The Dark Angels only killed lone inquisitors without anyone watching. I doubt they'd want to do so out in the open.


----------



## Stormxlr (Sep 11, 2013)

Malus Darkblade said:


> The Grey Knights are subservient to the Inquisition more so than the other Chapters.
> 
> The Dark Angels only killed lone inquisitors without anyone watching. I doubt they'd want to do so out in the open.


Well it just feels like a Grey Knight Grand Master should and would out class and out smart any Maleus Inquisitor. I mean to be the best among the best definitely puts one in another league even compared to Inquisition. I can't even begin to imagine Draigo taking orders from a lowly human. 

Also you should read Trials of Azrael short story.


----------



## hailene (Aug 28, 2009)

Stormxlr said:


> ll it just feels like a Grey Knight Grand Master should and would out class and out smart any Maleus Inquisitor


The Grey Knights are the muscle of the Inquisition while the Inquisitors serve as its brain--however misguided some of them may be some of the time.



Stormxlr said:


> I can't even begin to imagine Draigo taking orders from a lowly human.


Draigo wouldn't be taking orders from a mere human. He'd be, by sworn oath, obeying the direct commands of the Emperor Himself. Remember, the Inquisition serves as a conduit for Imperial authority.

Salute the uniform and not the man.


----------



## Moriouce (Oct 20, 2009)

I think this whole issue depends on situation. I'm thinking of when a Astartes homeworld is under attack. The planetary defence force often are under astartes leadership and I don't think they would listen to a inqusitor to leave the planet. It may be down to individuals or regiments if they follow the inqusitor or refuse and stay to fight. I guess I think that it all comes down to which, inqusitor or astartes, the specific Guard army fears the most.


----------



## Demon of Humanity (Aug 19, 2013)

Malus Darkblade said:


> The Grey Knights are subservient to the Inquisition more so than the other Chapters.
> 
> The Dark Angels only killed lone inquisitors without anyone watching. I doubt they'd want to do so out in the open.


Indeed they are desperate to keep those secret my guess if there secrets got out it would mean excommunicate traitoris for them and which means the entire imperium of man would be on there ass. The blood ravens are similar to dark angels in this respect or were.

As for astartes authority in there worlds yah the PDF there especially in the planets in ultramar would tell the inquisition to fuck off.


----------



## ckcrawford (Feb 4, 2009)

Yeah I have agreed for the most part about people's views on the development of the Inquisition. It seems definitely more complicated than it used to be. It seemed that pissing off the inquisition automatically made you extinct. But I think it has become more complicated than that, considering the Inquisition seems very fragmented and individuals of the Inquisition seem to hoard power over Adeptus Astartes and the Imperial Guard Regiments. 
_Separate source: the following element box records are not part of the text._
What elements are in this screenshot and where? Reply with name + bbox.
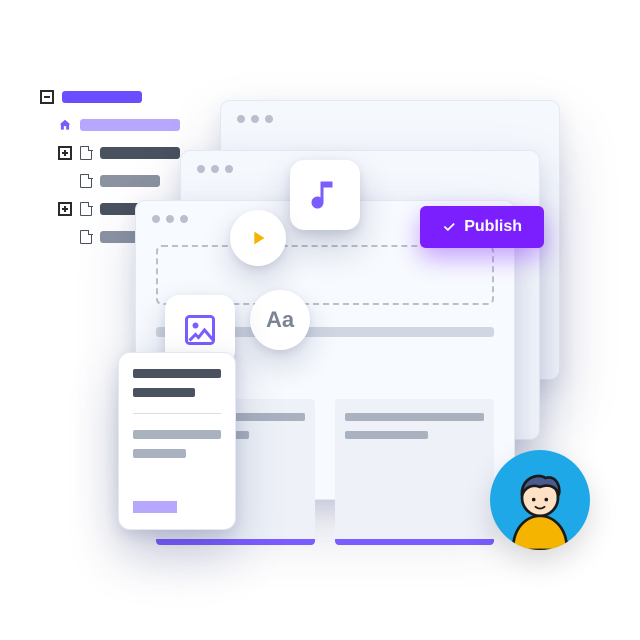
text-line: [133, 369, 221, 378]
document-icon: [80, 230, 92, 244]
content-card[interactable]: [335, 399, 494, 539]
tree-item-root[interactable]: [40, 90, 210, 104]
document-icon: [80, 202, 92, 216]
publish-button[interactable]: Publish: [420, 206, 544, 248]
text-line: [133, 430, 221, 439]
tree-label: [100, 147, 180, 159]
user-avatar[interactable]: [490, 450, 590, 550]
picture-icon: [182, 312, 218, 348]
play-icon: [247, 227, 269, 249]
document-icon: [80, 174, 92, 188]
music-tile[interactable]: [290, 160, 360, 230]
publish-label: Publish: [464, 218, 522, 236]
collapse-icon[interactable]: [40, 90, 54, 104]
music-note-icon: [307, 177, 343, 213]
typography-icon: Aa: [266, 307, 294, 333]
text-line: [133, 449, 186, 458]
tree-item-home[interactable]: [58, 118, 210, 132]
mobile-preview: [118, 352, 236, 530]
tree-label: [80, 119, 180, 131]
window-controls: [221, 101, 559, 137]
accent-block: [133, 501, 177, 513]
tree-label: [100, 231, 140, 243]
tree-label: [100, 175, 160, 187]
window-controls: [181, 151, 539, 187]
check-icon: [442, 220, 456, 234]
typography-tile[interactable]: Aa: [250, 290, 310, 350]
person-icon: [495, 460, 585, 550]
tree-label: [62, 91, 142, 103]
divider: [133, 413, 221, 414]
play-tile[interactable]: [230, 210, 286, 266]
expand-icon[interactable]: [58, 202, 72, 216]
text-line: [133, 388, 195, 397]
document-icon: [80, 146, 92, 160]
expand-icon[interactable]: [58, 146, 72, 160]
home-icon: [58, 118, 72, 132]
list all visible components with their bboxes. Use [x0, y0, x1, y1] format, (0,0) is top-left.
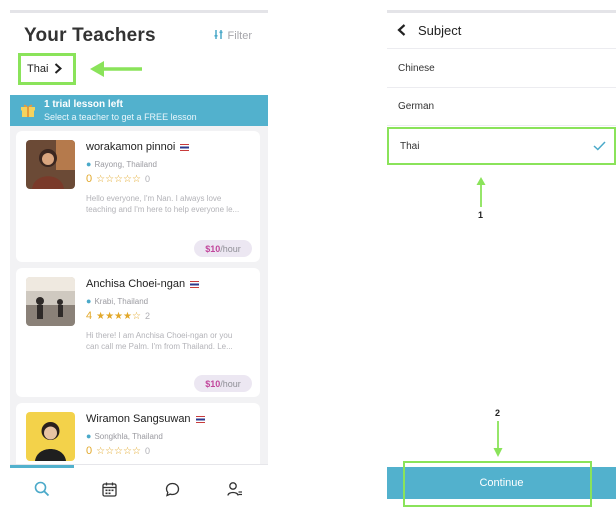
annotation-arrow-left: [90, 61, 142, 77]
thai-flag-icon: [180, 143, 190, 151]
subject-option-german[interactable]: German: [387, 88, 616, 126]
star-rating-icon: ★★★★☆: [96, 310, 141, 322]
avatar: [26, 140, 75, 189]
price-badge: $10/hour: [194, 375, 252, 392]
teacher-location: ● Songkhla, Thailand: [86, 431, 163, 441]
review-count: 2: [144, 311, 150, 321]
location-text: Krabi, Thailand: [94, 296, 149, 306]
teacher-name: Wiramon Sangsuwan: [86, 413, 191, 425]
review-count: 0: [144, 174, 150, 184]
location-text: Songkhla, Thailand: [94, 431, 163, 441]
trial-title: 1 trial lesson left: [44, 99, 123, 110]
checkmark-icon: [593, 139, 606, 154]
teacher-name: worakamon pinnoi: [86, 141, 176, 153]
teacher-card[interactable]: Wiramon Sangsuwan ● Songkhla, Thailand 0…: [16, 403, 260, 473]
teacher-rating: 4 ★★★★☆ 2: [86, 310, 150, 322]
teacher-rating: 0 ☆☆☆☆☆ 0: [86, 445, 150, 457]
annotation-arrow-up: [476, 177, 486, 207]
subject-screen: Subject Chinese German Thai 1 2 Continue: [387, 10, 616, 512]
tab-messages[interactable]: [157, 478, 187, 500]
teacher-location: ● Rayong, Thailand: [86, 159, 157, 169]
subject-header: Subject: [387, 13, 616, 49]
annotation-step-2: 2: [495, 408, 501, 418]
filter-label: Filter: [227, 30, 252, 42]
trial-banner: 1 trial lesson left Select a teacher to …: [10, 95, 268, 126]
avatar: [26, 412, 75, 461]
calendar-icon: [101, 482, 117, 497]
page-title: Your Teachers: [24, 25, 156, 46]
teacher-name: Anchisa Choei-ngan: [86, 278, 186, 290]
tab-profile[interactable]: [220, 478, 250, 500]
thai-flag-icon: [190, 280, 200, 288]
filter-button[interactable]: Filter: [213, 29, 252, 43]
thai-flag-icon: [195, 415, 205, 423]
teacher-name-row: worakamon pinnoi: [86, 141, 190, 153]
bottom-tab-bar: [10, 464, 268, 512]
subject-option-chinese[interactable]: Chinese: [387, 50, 616, 88]
review-count: 0: [144, 446, 150, 456]
rating-score: 0: [86, 445, 93, 457]
gift-icon: [21, 104, 35, 117]
teachers-screen: Your Teachers Filter Thai 1 trial lesson…: [10, 10, 268, 512]
location-pin-icon: ●: [86, 159, 92, 169]
teachers-header: Your Teachers Filter Thai: [10, 13, 268, 95]
continue-highlight: [403, 461, 592, 507]
price-unit: /hour: [220, 243, 241, 254]
price-amount: $10: [205, 378, 221, 389]
option-label: German: [398, 101, 435, 112]
subject-selector[interactable]: Thai: [18, 53, 76, 85]
option-label: Chinese: [398, 63, 435, 74]
option-label: Thai: [400, 140, 420, 152]
chevron-right-icon: [54, 62, 63, 77]
annotation-step-1: 1: [478, 210, 484, 220]
page-title: Subject: [418, 23, 462, 38]
star-rating-icon: ☆☆☆☆☆: [96, 173, 141, 185]
subject-option-thai[interactable]: Thai: [387, 127, 616, 165]
chat-icon: [165, 482, 179, 497]
teacher-card[interactable]: Anchisa Choei-ngan ● Krabi, Thailand 4 ★…: [16, 268, 260, 397]
search-icon: [34, 481, 50, 497]
location-pin-icon: ●: [86, 431, 92, 441]
chevron-left-icon[interactable]: [397, 23, 406, 39]
tab-calendar[interactable]: [94, 478, 124, 500]
subject-label: Thai: [27, 63, 49, 75]
avatar: [26, 277, 75, 326]
sliders-icon: [213, 29, 224, 43]
teacher-bio: Hello everyone, I'm Nan. I always love t…: [86, 194, 240, 214]
active-tab-indicator: [10, 465, 74, 468]
teacher-rating: 0 ☆☆☆☆☆ 0: [86, 173, 150, 185]
location-text: Rayong, Thailand: [94, 159, 157, 169]
price-unit: /hour: [220, 378, 241, 389]
annotation-arrow-down: [493, 421, 503, 457]
price-amount: $10: [205, 243, 221, 254]
location-pin-icon: ●: [86, 296, 92, 306]
price-badge: $10/hour: [194, 240, 252, 257]
teacher-bio: Hi there! I am Anchisa Choei-ngan or you…: [86, 331, 233, 351]
teacher-name-row: Wiramon Sangsuwan: [86, 413, 205, 425]
teacher-location: ● Krabi, Thailand: [86, 296, 148, 306]
rating-score: 4: [86, 310, 93, 322]
tab-search[interactable]: [27, 478, 57, 500]
teacher-card[interactable]: worakamon pinnoi ● Rayong, Thailand 0 ☆☆…: [16, 131, 260, 262]
star-rating-icon: ☆☆☆☆☆: [96, 445, 141, 457]
rating-score: 0: [86, 173, 93, 185]
profile-icon: [227, 482, 242, 496]
teacher-name-row: Anchisa Choei-ngan: [86, 278, 200, 290]
trial-subtitle: Select a teacher to get a FREE lesson: [44, 112, 197, 122]
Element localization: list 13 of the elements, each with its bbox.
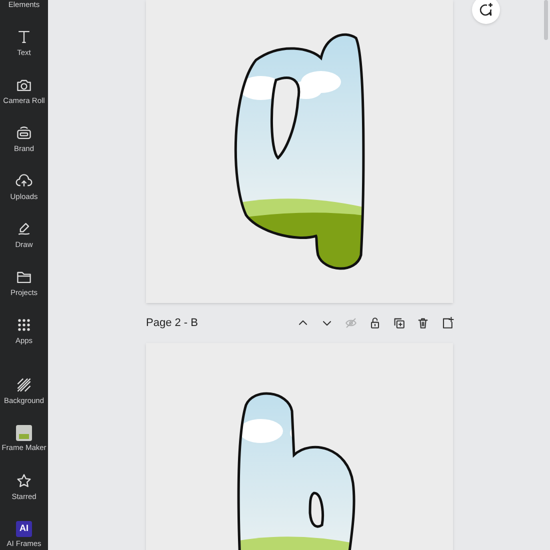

I think it provides more depth because its an incentive for the Inquisition to not label potential allies as heretics and lose power to potential rivals.


----------



## Malus Darkblade (Jan 8, 2010)

Stormxlr said:


> Well it just feels like a Grey Knight Grand Master should and would out class and out smart any Maleus Inquisitor.


Being a Spacemarine/Grey Knight does not make you smarter than a human. If anything an Inquisitor would probably be smarter than the average SM simply because of how hard it is to become a member of the Inquisition and the fact that they do not have an eidetic memory.



Stormxlr said:


> Also you should read Trials of Azrael short story.


CZ Dunn no thanks.


----------



## Stormxlr (Sep 11, 2013)

Malus Darkblade said:


> Being a Spacemarine/Grey Knight does not make you smarter than a human. If anything an Inquisitor would probably be smarter than the average SM simply because of how hard it is to become a member of the Inquisition and the fact that they do not have an eidetic memory.
> 
> 
> 
> CZ Dunn no thanks.


If anything I would say being and becoming space marine Grand Master / Chapter Master is much harder than becoming a lord inquisitor. While an inquisitor of similar age to an average space marine would probably be smarter then one. There is a huge gap between your rank and file and leaders of humanities best and only. With space marines enhanced everything they are literally human v 3.0

Also never said the book was good, just gives interesting perspective on how DA do things.


----------